UN rights chief Michelle Bachelet called on India’s political leaders to “prevent violence”, while the Organisation of the Islamic Conference said it “condemns the recent and alarming violence against Muslims in India”.
On Wednesday the US Commission on International Religious Freedom, which advises Washington but does not set policy, voiced “grave concern” about the violence as President Donald Trump was visiting.
Trump, asked at a news conference in the capital about the violence, said the issue was “up to India” and praised Modi’s “incredible” statements on religious freedom.
Turkish, US reaction
In Ankara, Turkish President Recep Tayyip Erdogan hit out against “massacres” of Muslims in India.
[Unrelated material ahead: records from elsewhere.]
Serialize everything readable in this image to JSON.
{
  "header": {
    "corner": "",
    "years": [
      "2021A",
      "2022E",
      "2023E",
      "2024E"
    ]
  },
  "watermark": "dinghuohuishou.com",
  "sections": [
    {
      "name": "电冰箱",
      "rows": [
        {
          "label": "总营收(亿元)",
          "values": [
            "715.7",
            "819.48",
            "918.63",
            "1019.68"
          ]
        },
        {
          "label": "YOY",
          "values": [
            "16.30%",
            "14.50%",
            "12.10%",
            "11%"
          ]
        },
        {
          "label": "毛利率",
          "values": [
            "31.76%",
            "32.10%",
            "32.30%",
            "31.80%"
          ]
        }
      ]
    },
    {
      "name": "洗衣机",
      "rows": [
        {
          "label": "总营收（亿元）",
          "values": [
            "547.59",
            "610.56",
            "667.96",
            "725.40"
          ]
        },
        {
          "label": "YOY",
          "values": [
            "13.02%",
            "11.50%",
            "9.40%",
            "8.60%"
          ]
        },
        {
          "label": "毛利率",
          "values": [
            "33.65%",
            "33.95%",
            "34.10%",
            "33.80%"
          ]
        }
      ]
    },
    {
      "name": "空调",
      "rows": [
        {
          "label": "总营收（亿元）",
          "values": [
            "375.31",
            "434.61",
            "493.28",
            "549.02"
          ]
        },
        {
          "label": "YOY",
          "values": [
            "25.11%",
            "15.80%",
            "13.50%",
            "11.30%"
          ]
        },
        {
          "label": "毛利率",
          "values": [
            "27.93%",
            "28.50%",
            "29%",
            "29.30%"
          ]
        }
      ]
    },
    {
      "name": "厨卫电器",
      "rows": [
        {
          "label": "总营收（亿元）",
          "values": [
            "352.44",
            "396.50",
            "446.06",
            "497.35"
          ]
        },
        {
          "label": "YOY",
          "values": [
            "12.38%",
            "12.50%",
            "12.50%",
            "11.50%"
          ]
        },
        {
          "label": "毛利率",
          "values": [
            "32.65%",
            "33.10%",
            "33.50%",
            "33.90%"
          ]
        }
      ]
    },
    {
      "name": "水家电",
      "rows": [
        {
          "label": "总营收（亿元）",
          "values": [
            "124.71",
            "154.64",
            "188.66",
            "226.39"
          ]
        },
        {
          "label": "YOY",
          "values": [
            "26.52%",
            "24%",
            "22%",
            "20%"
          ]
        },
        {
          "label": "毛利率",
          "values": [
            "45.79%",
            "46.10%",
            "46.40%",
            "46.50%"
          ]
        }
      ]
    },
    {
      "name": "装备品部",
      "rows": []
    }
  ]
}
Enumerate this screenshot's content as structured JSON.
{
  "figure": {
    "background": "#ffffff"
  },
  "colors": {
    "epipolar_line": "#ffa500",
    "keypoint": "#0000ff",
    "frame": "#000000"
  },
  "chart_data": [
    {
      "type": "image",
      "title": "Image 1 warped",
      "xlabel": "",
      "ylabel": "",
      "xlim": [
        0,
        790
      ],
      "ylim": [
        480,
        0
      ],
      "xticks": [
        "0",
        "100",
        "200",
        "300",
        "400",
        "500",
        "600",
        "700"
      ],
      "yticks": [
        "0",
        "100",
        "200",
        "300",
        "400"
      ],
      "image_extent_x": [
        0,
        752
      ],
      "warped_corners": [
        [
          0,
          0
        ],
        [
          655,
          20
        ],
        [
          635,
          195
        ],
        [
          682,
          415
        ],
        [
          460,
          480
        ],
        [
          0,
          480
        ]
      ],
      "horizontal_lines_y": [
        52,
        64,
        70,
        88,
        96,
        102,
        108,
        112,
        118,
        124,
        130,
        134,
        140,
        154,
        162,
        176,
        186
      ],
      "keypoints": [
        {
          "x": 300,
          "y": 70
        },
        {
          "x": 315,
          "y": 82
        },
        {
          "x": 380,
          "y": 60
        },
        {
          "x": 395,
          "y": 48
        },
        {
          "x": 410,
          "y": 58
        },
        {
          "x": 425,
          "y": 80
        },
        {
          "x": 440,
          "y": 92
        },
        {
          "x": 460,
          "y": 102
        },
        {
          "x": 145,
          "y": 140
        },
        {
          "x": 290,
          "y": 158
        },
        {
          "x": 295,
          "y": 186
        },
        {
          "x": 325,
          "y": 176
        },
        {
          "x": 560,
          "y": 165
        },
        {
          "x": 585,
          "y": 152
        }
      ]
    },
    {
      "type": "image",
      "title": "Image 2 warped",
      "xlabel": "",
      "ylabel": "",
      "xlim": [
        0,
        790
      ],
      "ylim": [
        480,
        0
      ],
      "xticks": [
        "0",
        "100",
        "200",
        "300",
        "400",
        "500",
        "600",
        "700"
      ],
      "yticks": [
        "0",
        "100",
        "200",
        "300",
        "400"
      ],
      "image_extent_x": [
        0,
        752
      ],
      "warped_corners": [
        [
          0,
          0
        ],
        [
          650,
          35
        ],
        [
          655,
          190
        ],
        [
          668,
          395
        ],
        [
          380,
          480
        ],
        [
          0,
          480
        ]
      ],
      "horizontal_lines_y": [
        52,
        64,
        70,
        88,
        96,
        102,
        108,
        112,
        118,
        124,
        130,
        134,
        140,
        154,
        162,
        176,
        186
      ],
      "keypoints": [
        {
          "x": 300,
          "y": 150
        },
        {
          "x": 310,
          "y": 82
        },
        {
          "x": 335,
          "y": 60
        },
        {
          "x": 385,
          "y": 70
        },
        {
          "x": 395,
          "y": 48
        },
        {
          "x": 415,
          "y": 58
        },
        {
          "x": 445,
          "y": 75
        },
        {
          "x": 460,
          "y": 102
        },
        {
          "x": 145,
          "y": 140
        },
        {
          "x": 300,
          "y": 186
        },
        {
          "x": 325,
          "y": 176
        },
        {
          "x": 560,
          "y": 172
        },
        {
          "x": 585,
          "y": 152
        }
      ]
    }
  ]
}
“India right now has become a country where massacres are widespread. What massacres? Massacres of Muslims. By who? Hindus,” Erdogan said during a speech in Ankara.
Erdogan accused the mobs attacking Muslims of hurting children studying in private tuition centres with “metal sticks as if to kill” them.
“How will these people make global peace possible? It is impossible. When making speeches -- since they have a large population -- they say `we are strong’ but that is not strength,” Erdogan added.
Meanwhile, the United States urged India to respect the right to peaceful assembly and called on all sides to refrain from violence.
In a cautious statement, the top US diplomat for South Asia sought to show little distance with Prime Minister Narendra Modi, who was welcoming President Donald Trump on a visit when the violence erupted.
“We echo (Modi’s) call for calm and normalcy and urge all parties to maintain peace, refrain from violence and respect the right of peaceful assembly,” Assistant Secretary of State Alice Wells wrote on Twitter.
Bernie Sanders, the Democratic front-runner seeking to challenge Trump in November elections, denounced Trump’s response to the “widespread anti-Muslim mob violence”. “Trump responds by saying, `That’s up to India’. That is a failure of leadership on human rights,” Sanders tweeted.